Winter 2010 Carbon Curbing Idea Takes Off
A new kiosk at San Francisco airport allows travelers to offset the carbon emissions from their flights and raises awareness of individual responsibility for the environment.
The world’s first set of carbon-offset kiosks is the latest in California’s many environmental initiatives. The three Climate Passport kiosks are at the San Francisco International Airport—two in the International terminal and the third in Terminal 3.
How it works
Carbon offsets, as the name implies, calculates the amount of carbon a particular activity generates; consumers can “pay” an amount that will be used to “offset” the greenhouse gases that the said activity produces. At the SFO kiosks, for example, people can enter details of their flights, and the kiosk calculates the dollar “carbon cost” of that flight, using various parameters such as the amount of greenhouse gas the flight generates and the number of passengers on the flight.
At the SFO kiosks, a user can purchase the offset for a flight using cash or a credit card. The offsets are used to fund two projects: The Conservation Fund’s Garcia River Forest Project and the San Francisco Carbon Fund. The Garcia River Forest Project aims to restore and maintain the Garcia River Forest in California, which is estimated to absorb and store 4.2 million tons of carbon dioxide. The San Francisco Carbon Fund is a city-based initiative that supports greenhouse emission reduction projects. For every ton of CO2, $12 goes to the Garcia River Forest Project and the remaining $1.50 to the San Francisco Carbon Fund.
The company that sets up and manages the kiosks, 3Degrees Inc., has purchased a large quantity of carbon offsets from the projects, and the kiosk is one outlet for it, says Steve McDougal, executive vice president of marketing and business development at 3Degrees Inc., which is located in San Francisco.
The kiosk itself was an idea proposed by the office of the Mayor of San Francisco. It is in keeping with the airport’s other green initiatives, including discounts for renting hybrid cars, and the installation of solar panels for generating power.

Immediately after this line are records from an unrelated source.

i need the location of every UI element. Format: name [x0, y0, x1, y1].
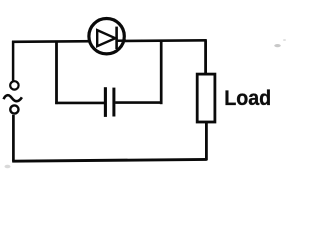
svg-text:Load: Load — [224, 85, 271, 110]
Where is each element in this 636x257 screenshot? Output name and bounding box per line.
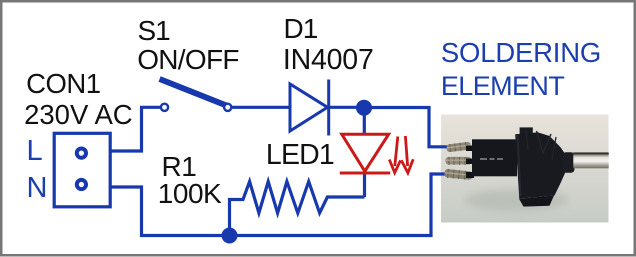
label 100K [158, 180, 221, 208]
wire: switch right terminal to diode anode [232, 106, 290, 109]
LED1 emission arrow 2 [401, 136, 413, 173]
junction A dot [356, 100, 372, 116]
wire: LED cathode down to resistor lead [363, 173, 366, 197]
soldering element: under-plug soft shadow [464, 189, 568, 211]
LED1 cathode bar [340, 172, 390, 175]
LED1 triangle [342, 134, 389, 171]
soldering element: rod top edge line [573, 152, 608, 154]
label R1 [162, 153, 197, 181]
soldering element: bell facet creases [537, 131, 552, 153]
wire: diode cathode to junction A [329, 106, 364, 109]
wire: junction A down to LED anode [363, 108, 366, 136]
label N [27, 174, 48, 203]
label ELEMENT [441, 73, 564, 100]
label L [27, 137, 43, 166]
CON1 pin N hole [77, 180, 86, 189]
label CON1 [26, 70, 100, 98]
soldering element: top tab [520, 127, 533, 136]
junction B dot [222, 228, 238, 244]
connector CON1 [54, 133, 110, 207]
soldering element: nose cylinder [563, 152, 575, 173]
soldering element: body print [480, 158, 503, 160]
soldering element: prong terminal 1 [446, 141, 471, 152]
label 230V AC [24, 101, 133, 129]
diode D1 cathode bar [327, 80, 330, 136]
wire: CON1 N pin to bottom rail to element lower prong [111, 174, 449, 236]
CON1 pin L hole [77, 149, 86, 158]
soldering element: bell foot [519, 196, 554, 207]
soldering element: prong terminal 3 [444, 169, 473, 181]
soldering element: terminal pins into body [466, 146, 474, 152]
switch S1 left contact [161, 104, 168, 111]
label ON/OFF [137, 46, 239, 74]
diode D1 IN4007 triangle [290, 84, 328, 131]
resistor R1 100K [230, 182, 365, 236]
wire: CON1 L pin to switch [111, 107, 160, 151]
wire: junction A to soldering element top prong [364, 108, 449, 147]
label S1 [138, 17, 170, 45]
label IN4007 [283, 46, 374, 75]
photo: soldering element background [441, 115, 609, 223]
switch S1 right contact [224, 104, 231, 111]
label LED1 [266, 141, 334, 170]
soldering element: bell flange [515, 132, 565, 198]
label D1 [284, 15, 318, 43]
label SOLDERING [441, 39, 601, 67]
LED1 emission arrow 1 [389, 137, 400, 173]
switch S1 lever [160, 79, 228, 106]
soldering element: metal rod [573, 153, 608, 168]
soldering element: prong terminal 2 [446, 157, 472, 165]
soldering element: plug body [472, 139, 517, 176]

McDougal says that the kiosk is an excellent awareness tool as well. “You’re not going to get every person that passes the kiosk [to purchase the offsets],” he says. “Even if they wonder what it is and find out, that’s progress.”
Michael McCarron, director of community affairs at the airport, says that the wide variety of people that pass through airports make it an ideal location for a kiosk of this kind. The response to the kiosk has been mixed, he adds. “Some people think it’s a great idea, and some think it’s stupid,” he says.
Some of that criticism stems from the fact that buying carbon offsets is seen by many as environmentally irresponsible, because it encourages people to “buy off” their environmental damage with money.
Also, carbon offsetting is still a business with no specific standard. For instance, companies that calculate carbon emissions often come up with widely varying results for the same flight. In a recent survey conducted by EcoBusinessLinks.com, carbon offset calculations for a per-passenger New York-Los Angeles flight ranged from 4.94 to 0.84 metric tons of CO2 (Climate Passport calculates 1.66). What’s more, the offset price is not fixed, and verification organizations set their own prices.
While 3Degrees’ rate of $13.50 per metric ton of CO2 is on the higher side, McDougal says that the cost reflects the absolute reliability that the company provides. While the San Francisco project has progressed smoothly, McDougal says that future plans really depend on their partners. “If there is another city that would like to make the kiosk available to their customers, then we would [want to be part of that] as well,” he says.